Well, maybe I’ll call or write you a letter.
Now, maybe we’ll see on the Fourth of July.
But I’m not too sure, and I’m not too proud.

Listen...

Sometimes songs stick to a moment in time and every time you hear them you pull a Billy Pilgrim (Bam! You’re unstuck in time). More often than not, for me, when a song exerts a strong enough gravity it pulls in divergent directions.

Songs that do this don’t have to be ‘great’; shit, I don’t even have to like songs all that much to begin with for them to become anchors or bookmarks in time. One example is “Good” by Better than Ezra.

(Side Note 1: I had the fortune (from my perspective) of becoming friends with someone named Ezra soon after Better than Ezra’s popularity had peaked. He single-mindedly abhorred the band. But, then again, he professed undying affection for Semisonic and spent most of his free time copying Pearl Jam bootlegs.

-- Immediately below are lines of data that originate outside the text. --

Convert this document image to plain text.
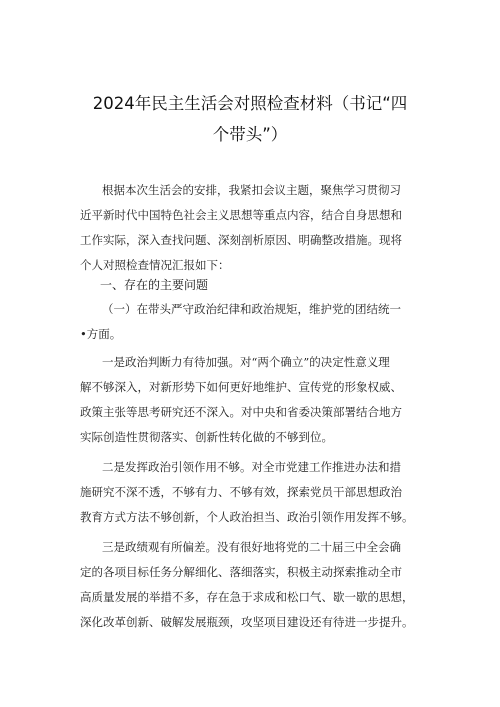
2024年民主生活会对照检查材料（书记“四
个带头”）
根据本次生活会的安排，我紧扣会议主题，聚焦学习贯彻习
近平新时代中国特色社会主义思想等重点内容，结合自身思想和
工作实际，深入查找问题、深刻剖析原因、明确整改措施。现将
个人对照检查情况汇报如下：
一、存在的主要问题
（一）在带头严守政治纪律和政治规矩，维护党的团结统一
•方面。
一是政治判断力有待加强。对“两个确立”的决定性意义理
解不够深入，对新形势下如何更好地维护、宣传党的形象权威、
政策主张等思考研究还不深入。对中央和省委决策部署结合地方
实际创造性贯彻落实、创新性转化做的不够到位。
二是发挥政治引领作用不够。对全市党建工作推进办法和措
施研究不深不透，不够有力、不够有效，探索党员干部思想政治
教育方式方法不够创新，个人政治担当、政治引领作用发挥不够。
三是政绩观有所偏差。没有很好地将党的二十届三中全会确
定的各项目标任务分解细化、落细落实，积极主动探索推动全市
高质量发展的举措不多，存在急于求成和松口气、歇一歇的思想，
深化改革创新、破解发展瓶颈，攻坚项目建设还有待进一步提升。
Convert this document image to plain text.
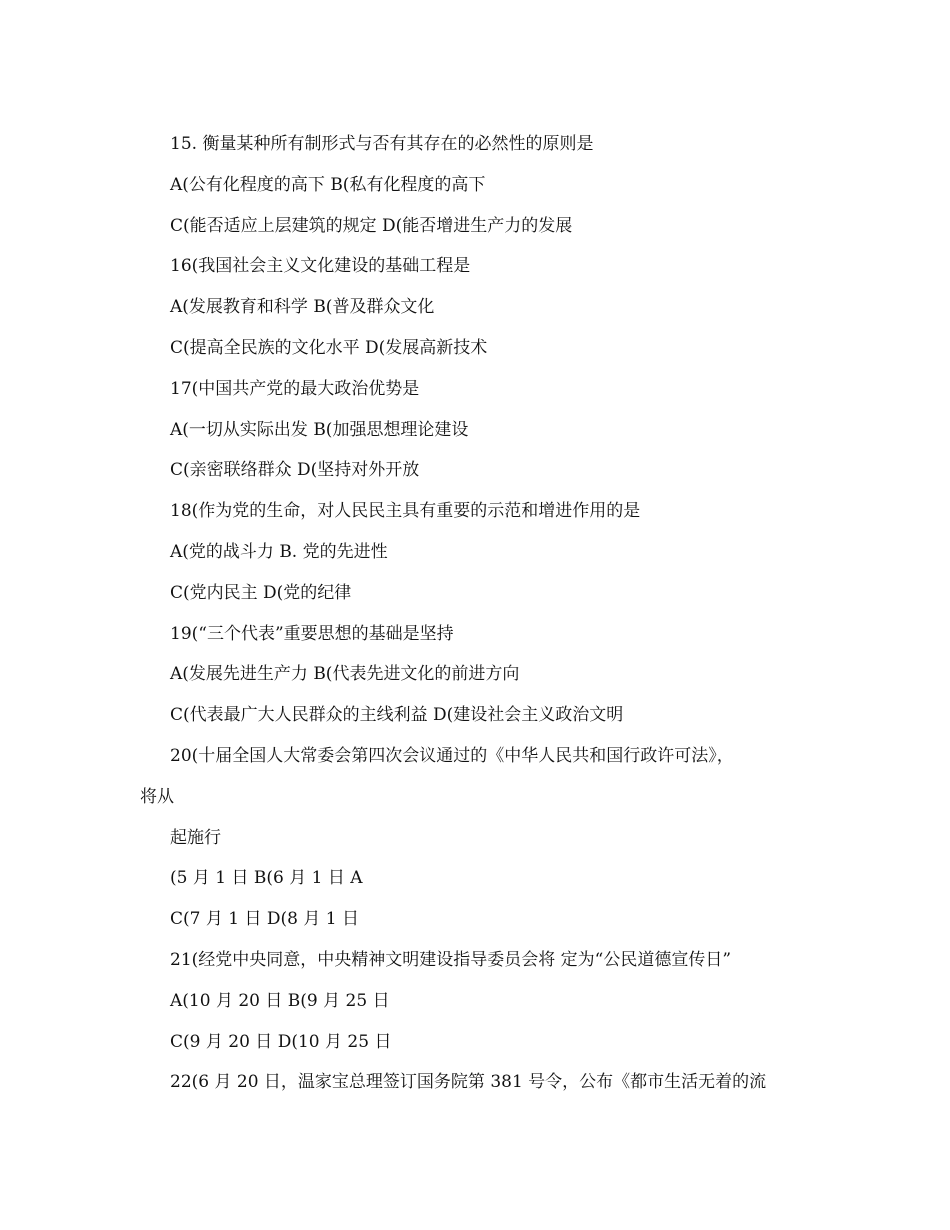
15. 衡量某种所有制形式与否有其存在的必然性的原则是
A(公有化程度的高下 B(私有化程度的高下
C(能否适应上层建筑的规定 D(能否增进生产力的发展
16(我国社会主义文化建设的基础工程是
A(发展教育和科学 B(普及群众文化
C(提高全民族的文化水平 D(发展高新技术
17(中国共产党的最大政治优势是
A(一切从实际出发 B(加强思想理论建设
C(亲密联络群众 D(坚持对外开放
18(作为党的生命，对人民民主具有重要的示范和增进作用的是
A(党的战斗力 B. 党的先进性
C(党内民主 D(党的纪律
19(“三个代表”重要思想的基础是坚持
A(发展先进生产力 B(代表先进文化的前进方向
C(代表最广大人民群众的主线利益 D(建设社会主义政治文明
20(十届全国人大常委会第四次会议通过的《中华人民共和国行政许可法》，
将从
起施行
(5 月 1 日 B(6 月 1 日 A
C(7 月 1 日 D(8 月 1 日
21(经党中央同意，中央精神文明建设指导委员会将 定为“公民道德宣传日”
A(10 月 20 日 B(9 月 25 日
C(9 月 20 日 D(10 月 25 日
22(6 月 20 日，温家宝总理签订国务院第 381 号令，公布《都市生活无着的流
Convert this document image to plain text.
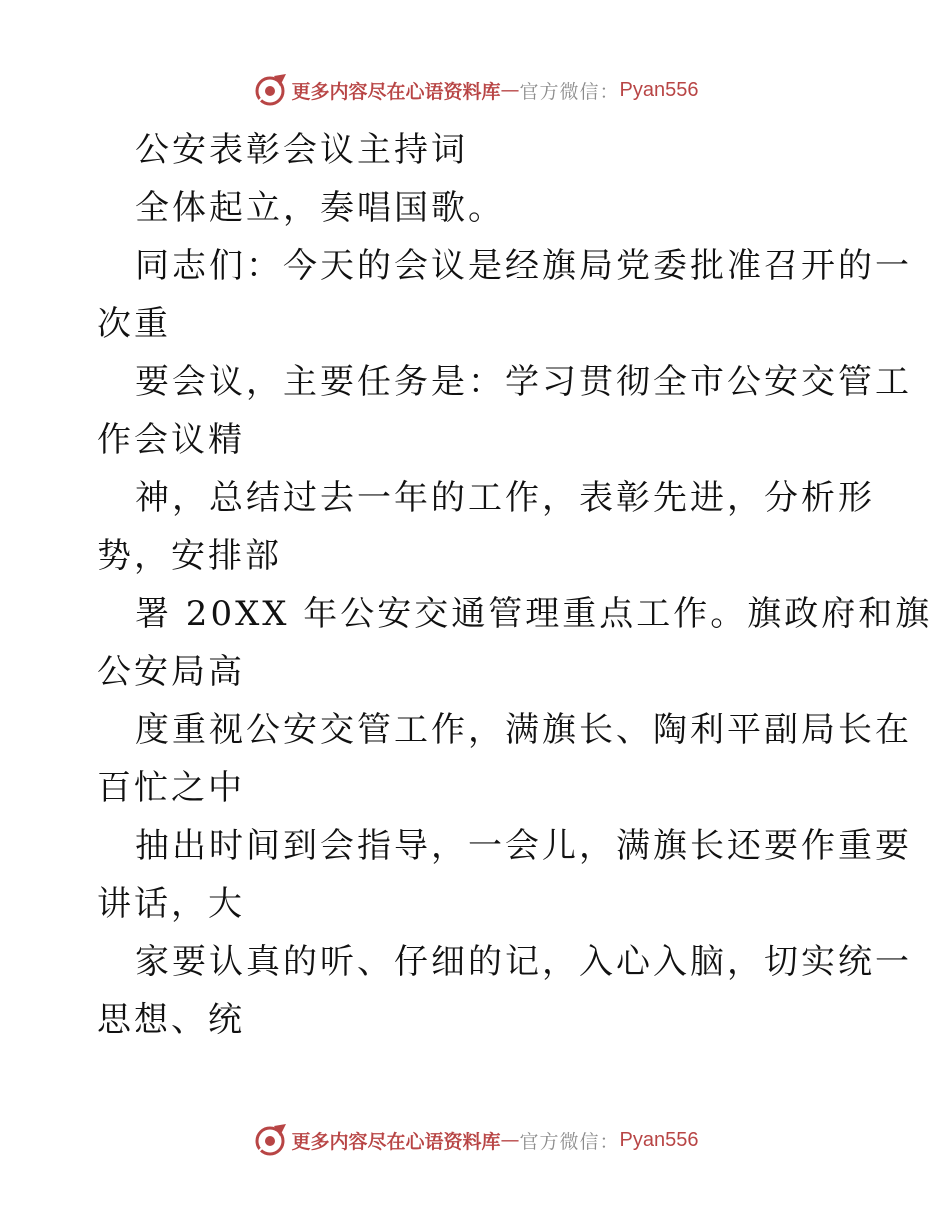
更多内容尽在心语资料库 — 官方微信： Pyan556
公安表彰会议主持词
全体起立，奏唱国歌。
同志们：今天的会议是经旗局党委批准召开的一
次重
要会议，主要任务是：学习贯彻全市公安交管工
作会议精
神，总结过去一年的工作，表彰先进，分析形
势，安排部
署 20XX 年公安交通管理重点工作。旗政府和旗
公安局高
度重视公安交管工作，满旗长、陶利平副局长在
百忙之中
抽出时间到会指导，一会儿，满旗长还要作重要
讲话，大
家要认真的听、仔细的记，入心入脑，切实统一
思想、统
更多内容尽在心语资料库 — 官方微信： Pyan556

Needless to say, I used the phrase “better than Ezra” around him whenever humanly possible. Yes, I am that charming.)

Now, Better than Ezra was/is a quintessential bubble band from the mid.-late 90’s. I call it a ‘bubble’ band, because like tech stocks at the end of the millennium and housing prices in Nevada five years ago, the band’s ‘value’ was artificially inflated by the time—a period during which producers, labels and djs were all in search of the next big band, all desperate to make money off of the unheralded talent, the diamonds in the rough.